La scelta dipende dal settore, dalla dimensione dell’impresa e dagli obiettivi strategici. In ogni caso, il principio guida è lo stesso: far sentire il pubblico ascoltato, riconosciuto culturalmente, coinvolto da un messaggio coerente. Internazionalizzarsi non significa assolutamente snaturarsi. Al contrario, i brand più forti sono quelli capaci di modulare il proprio racconto, senza perdere autenticità: cambiano forma, tono, ritmo, ma restano fedeli alla propria identità. Il Made in Italy, ad esempio, ha un’evidente forza attrattiva.

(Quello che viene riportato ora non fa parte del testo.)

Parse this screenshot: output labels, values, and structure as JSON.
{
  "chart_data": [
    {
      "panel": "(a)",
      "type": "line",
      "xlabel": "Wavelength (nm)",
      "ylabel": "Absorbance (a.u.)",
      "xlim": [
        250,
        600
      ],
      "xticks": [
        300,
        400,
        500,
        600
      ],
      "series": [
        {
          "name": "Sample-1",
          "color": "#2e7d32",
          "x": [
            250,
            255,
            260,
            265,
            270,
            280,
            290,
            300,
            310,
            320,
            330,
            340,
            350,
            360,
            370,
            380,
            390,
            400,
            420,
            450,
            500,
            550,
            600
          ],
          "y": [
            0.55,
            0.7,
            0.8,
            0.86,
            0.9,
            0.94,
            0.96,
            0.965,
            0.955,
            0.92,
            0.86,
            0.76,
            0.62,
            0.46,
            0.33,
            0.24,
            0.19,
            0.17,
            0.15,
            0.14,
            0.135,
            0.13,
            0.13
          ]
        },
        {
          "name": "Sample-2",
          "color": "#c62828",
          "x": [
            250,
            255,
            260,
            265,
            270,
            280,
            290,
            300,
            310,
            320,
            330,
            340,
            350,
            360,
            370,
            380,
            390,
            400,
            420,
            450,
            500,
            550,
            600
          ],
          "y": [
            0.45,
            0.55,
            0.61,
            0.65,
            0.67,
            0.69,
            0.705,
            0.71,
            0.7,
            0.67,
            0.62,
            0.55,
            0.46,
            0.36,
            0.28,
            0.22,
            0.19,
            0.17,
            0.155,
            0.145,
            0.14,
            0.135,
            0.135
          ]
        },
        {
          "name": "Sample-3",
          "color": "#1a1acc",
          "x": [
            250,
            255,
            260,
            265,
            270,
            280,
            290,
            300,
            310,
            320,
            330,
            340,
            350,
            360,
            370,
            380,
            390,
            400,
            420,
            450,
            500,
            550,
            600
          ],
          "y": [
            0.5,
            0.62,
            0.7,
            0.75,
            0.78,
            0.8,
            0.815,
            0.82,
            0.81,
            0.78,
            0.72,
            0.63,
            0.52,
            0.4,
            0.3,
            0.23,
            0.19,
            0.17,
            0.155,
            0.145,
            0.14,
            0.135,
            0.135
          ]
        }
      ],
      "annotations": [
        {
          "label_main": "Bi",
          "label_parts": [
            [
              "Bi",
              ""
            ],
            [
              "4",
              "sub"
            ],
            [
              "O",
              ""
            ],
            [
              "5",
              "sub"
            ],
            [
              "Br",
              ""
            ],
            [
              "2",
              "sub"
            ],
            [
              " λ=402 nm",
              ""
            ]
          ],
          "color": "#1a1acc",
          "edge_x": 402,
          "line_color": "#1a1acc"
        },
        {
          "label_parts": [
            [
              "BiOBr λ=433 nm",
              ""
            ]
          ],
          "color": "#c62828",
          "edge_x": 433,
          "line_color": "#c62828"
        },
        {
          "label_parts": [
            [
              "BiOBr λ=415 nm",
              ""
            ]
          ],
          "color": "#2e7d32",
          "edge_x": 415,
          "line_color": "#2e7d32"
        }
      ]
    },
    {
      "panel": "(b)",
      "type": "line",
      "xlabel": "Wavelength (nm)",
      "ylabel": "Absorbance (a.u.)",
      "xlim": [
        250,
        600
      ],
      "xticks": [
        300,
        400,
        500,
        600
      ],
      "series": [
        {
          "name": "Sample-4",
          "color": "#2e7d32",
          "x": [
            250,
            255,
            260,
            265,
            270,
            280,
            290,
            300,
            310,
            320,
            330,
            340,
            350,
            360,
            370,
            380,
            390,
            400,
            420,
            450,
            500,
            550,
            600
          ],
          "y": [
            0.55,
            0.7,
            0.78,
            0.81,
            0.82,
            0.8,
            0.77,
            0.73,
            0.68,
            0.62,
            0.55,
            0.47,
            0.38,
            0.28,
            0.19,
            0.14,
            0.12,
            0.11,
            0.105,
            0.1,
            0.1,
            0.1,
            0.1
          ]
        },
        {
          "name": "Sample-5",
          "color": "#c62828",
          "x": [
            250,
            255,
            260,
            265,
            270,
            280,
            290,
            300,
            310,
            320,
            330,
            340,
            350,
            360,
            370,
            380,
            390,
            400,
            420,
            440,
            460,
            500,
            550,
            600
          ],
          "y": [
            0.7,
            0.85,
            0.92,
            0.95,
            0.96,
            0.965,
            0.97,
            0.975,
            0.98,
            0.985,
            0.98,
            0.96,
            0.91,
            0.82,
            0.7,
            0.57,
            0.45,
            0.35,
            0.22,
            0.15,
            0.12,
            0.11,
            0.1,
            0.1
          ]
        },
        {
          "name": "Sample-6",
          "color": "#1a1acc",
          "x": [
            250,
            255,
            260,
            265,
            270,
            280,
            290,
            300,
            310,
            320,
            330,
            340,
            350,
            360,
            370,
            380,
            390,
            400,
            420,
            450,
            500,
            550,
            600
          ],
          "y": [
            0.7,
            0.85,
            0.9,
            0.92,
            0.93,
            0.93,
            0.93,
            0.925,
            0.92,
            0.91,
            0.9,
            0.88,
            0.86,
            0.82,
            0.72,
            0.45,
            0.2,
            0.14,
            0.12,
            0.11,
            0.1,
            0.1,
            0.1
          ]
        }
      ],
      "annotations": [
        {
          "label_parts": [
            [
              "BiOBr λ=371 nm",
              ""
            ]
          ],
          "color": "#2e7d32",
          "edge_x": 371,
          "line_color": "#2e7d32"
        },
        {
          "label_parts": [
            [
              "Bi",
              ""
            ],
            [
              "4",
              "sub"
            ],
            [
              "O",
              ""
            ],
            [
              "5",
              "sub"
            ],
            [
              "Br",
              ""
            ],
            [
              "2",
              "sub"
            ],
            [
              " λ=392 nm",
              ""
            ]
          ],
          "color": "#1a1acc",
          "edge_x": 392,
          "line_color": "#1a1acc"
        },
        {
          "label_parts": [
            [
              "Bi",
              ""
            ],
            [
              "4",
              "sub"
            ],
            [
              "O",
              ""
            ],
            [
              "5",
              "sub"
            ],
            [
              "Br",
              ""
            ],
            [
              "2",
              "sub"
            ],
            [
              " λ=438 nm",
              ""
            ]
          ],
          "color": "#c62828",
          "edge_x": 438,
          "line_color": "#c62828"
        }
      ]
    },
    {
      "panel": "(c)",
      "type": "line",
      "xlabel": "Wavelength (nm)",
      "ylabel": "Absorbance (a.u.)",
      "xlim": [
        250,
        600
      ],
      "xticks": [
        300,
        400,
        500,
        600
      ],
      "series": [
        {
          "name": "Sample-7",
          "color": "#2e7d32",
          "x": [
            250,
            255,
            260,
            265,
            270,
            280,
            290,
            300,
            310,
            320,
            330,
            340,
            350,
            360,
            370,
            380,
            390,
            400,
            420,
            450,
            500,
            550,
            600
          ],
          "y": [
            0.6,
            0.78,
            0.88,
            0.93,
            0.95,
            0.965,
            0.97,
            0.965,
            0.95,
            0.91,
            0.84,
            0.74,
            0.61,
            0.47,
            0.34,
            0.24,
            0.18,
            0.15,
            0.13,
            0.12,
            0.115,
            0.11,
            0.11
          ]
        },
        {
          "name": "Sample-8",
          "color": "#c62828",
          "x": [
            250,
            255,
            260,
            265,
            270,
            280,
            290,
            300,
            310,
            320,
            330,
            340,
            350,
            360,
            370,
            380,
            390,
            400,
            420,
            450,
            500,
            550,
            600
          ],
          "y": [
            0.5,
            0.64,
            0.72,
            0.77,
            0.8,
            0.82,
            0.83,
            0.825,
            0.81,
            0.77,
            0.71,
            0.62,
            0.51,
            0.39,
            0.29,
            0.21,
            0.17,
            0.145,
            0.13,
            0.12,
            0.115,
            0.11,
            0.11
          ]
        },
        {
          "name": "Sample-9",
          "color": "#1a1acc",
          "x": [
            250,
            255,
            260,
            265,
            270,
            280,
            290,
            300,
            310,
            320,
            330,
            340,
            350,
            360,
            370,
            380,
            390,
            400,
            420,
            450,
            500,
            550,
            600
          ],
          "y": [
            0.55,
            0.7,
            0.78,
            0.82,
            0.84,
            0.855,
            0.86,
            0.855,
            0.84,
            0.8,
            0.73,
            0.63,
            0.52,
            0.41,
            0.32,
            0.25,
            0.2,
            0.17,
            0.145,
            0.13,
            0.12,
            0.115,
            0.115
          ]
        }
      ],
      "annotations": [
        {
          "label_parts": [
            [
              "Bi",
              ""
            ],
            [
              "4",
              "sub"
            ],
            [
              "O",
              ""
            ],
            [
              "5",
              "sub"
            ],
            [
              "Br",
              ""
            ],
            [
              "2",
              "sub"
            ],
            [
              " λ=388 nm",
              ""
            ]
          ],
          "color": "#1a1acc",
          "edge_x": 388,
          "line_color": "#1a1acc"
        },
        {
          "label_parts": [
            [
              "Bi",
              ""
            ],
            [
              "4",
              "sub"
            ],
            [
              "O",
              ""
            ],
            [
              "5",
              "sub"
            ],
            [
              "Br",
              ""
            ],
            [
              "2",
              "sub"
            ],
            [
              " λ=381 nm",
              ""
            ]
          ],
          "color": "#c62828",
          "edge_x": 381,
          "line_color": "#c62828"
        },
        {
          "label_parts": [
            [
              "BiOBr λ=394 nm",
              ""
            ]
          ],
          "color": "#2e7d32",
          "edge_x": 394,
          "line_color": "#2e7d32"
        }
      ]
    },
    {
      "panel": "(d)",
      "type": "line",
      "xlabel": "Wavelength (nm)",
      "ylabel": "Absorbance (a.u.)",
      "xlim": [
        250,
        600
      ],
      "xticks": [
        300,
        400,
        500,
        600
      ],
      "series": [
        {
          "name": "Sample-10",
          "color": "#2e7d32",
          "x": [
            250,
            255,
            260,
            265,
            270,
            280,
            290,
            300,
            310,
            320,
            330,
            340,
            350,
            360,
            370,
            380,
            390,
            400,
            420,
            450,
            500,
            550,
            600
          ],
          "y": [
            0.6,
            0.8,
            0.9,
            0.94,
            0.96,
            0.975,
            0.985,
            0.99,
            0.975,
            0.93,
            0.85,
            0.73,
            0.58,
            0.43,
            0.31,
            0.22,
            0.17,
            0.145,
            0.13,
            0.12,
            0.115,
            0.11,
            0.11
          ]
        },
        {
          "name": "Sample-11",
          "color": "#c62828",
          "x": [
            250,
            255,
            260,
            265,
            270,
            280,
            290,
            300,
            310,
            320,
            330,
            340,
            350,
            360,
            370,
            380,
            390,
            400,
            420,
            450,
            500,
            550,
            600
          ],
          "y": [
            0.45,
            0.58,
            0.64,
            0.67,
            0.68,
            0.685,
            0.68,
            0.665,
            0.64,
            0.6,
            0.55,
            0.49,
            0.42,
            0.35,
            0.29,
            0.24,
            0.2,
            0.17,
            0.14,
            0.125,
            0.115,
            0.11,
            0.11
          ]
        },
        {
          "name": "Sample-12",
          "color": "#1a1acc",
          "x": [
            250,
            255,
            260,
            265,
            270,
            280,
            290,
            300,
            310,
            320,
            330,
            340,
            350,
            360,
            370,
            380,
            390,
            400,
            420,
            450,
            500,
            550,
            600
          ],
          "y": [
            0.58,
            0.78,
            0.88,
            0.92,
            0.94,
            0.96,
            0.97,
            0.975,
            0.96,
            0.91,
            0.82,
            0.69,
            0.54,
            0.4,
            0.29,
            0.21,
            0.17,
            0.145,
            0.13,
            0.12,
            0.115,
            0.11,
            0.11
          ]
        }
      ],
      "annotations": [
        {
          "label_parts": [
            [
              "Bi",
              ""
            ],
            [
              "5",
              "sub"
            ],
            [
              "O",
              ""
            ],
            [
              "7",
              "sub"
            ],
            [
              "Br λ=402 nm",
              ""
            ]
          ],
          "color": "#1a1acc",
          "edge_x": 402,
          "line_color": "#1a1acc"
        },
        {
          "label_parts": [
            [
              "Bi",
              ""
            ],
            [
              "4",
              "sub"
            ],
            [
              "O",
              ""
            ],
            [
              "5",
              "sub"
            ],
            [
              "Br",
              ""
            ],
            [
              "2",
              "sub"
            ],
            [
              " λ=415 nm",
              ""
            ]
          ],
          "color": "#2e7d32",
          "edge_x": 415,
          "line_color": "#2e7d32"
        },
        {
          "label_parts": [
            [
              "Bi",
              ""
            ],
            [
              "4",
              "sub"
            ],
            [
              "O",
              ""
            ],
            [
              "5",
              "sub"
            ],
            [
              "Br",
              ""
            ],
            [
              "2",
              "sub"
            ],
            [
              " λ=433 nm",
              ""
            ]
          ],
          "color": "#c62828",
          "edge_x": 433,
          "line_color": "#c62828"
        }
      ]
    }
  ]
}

Ma non basta evocare un’idea generica di qualità ed eccellenza: il suo valore va raccontato con concretezza, personalità e linguaggi accessibili, capaci di parlare davvero ai mercati di riferimento. Comunicare all’estero significa entrare in relazione con culture, aspettative e desideri diversi, restando fedeli alla propria essenza. Per le imprese italiane, è un’occasione preziosa: non solo per essere competitivi ma per contribuire con stile e sostanza al dialogo globale.
Chi sa raccontarsi con chiarezza e coraggio, nei mercati internazionali, non esporta semplicemente un bene ma propone una propria visione.
E in un mondo affollato di messaggi, è questo che fa la differenza.